I have a lot of issues in my day-to-day life that would point to me having some kind of diagnosis (on top of my bipolar disorder) but I also have a lot of success so everything I look at feels like it doesn't fit?
I just wondered if anyone else was like this...
So...
- I struggle with executive function in my personal life. I'm always very late with paying bills, I don't deal with finances very well at all, I get anxious about finance problems and bury them. But it's not all anxiety, I generally just forget to pay (for example) the cleaners even if they're reminding me every day. I want to do it. I have the money. It just doesn't happen and slips out of my mind.
- My sleep patterns are crazy. It's like I either have terrible insomnia or I could sleep 23 hours a day
- I really struggle to be motivated by anything other than external things. I find it hard to keep on top of chores or daily life unless there's an external reason to do something (e.g. someone is visiting)
- I can get hyper focused on things like many different hobbies which will then be abandoned when I lose interest. For example I was interested in family history for a bit and stayed up all hours mapping 2,500 potential relatives and then lost interest
But...
- I've never had any issues concentrating on studies. I was a straight A student although I did tend to do best under pressure so would skip a lot of uni classes for example and then cram for a month
- I'm super organised at work.
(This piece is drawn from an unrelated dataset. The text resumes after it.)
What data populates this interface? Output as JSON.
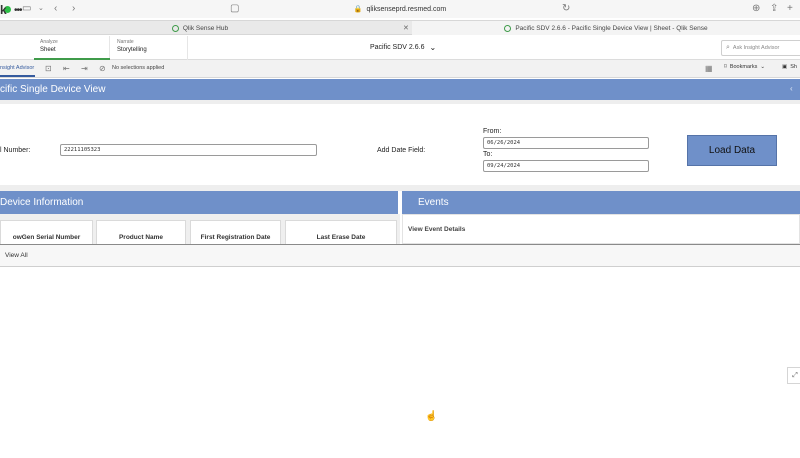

I run multi-million £ projects and am good at it, so I have no issues with executive functioning there (so why can't I pay one bloody cleaners bill?!)
I feel like I swing between two extremes - part of me is super motivated, hard working, hyper focused and successful and then the other side of me is unbelievably lazy, forgetful and disorganised.
It's not related to my bipolar as I'm well medicated and my mood is quite stable now.
I don't care about having a diagnosis per se...I'm just reaching the point where this is having a massive impact on my life.
Is anyone else the same? Has anyone overcome this?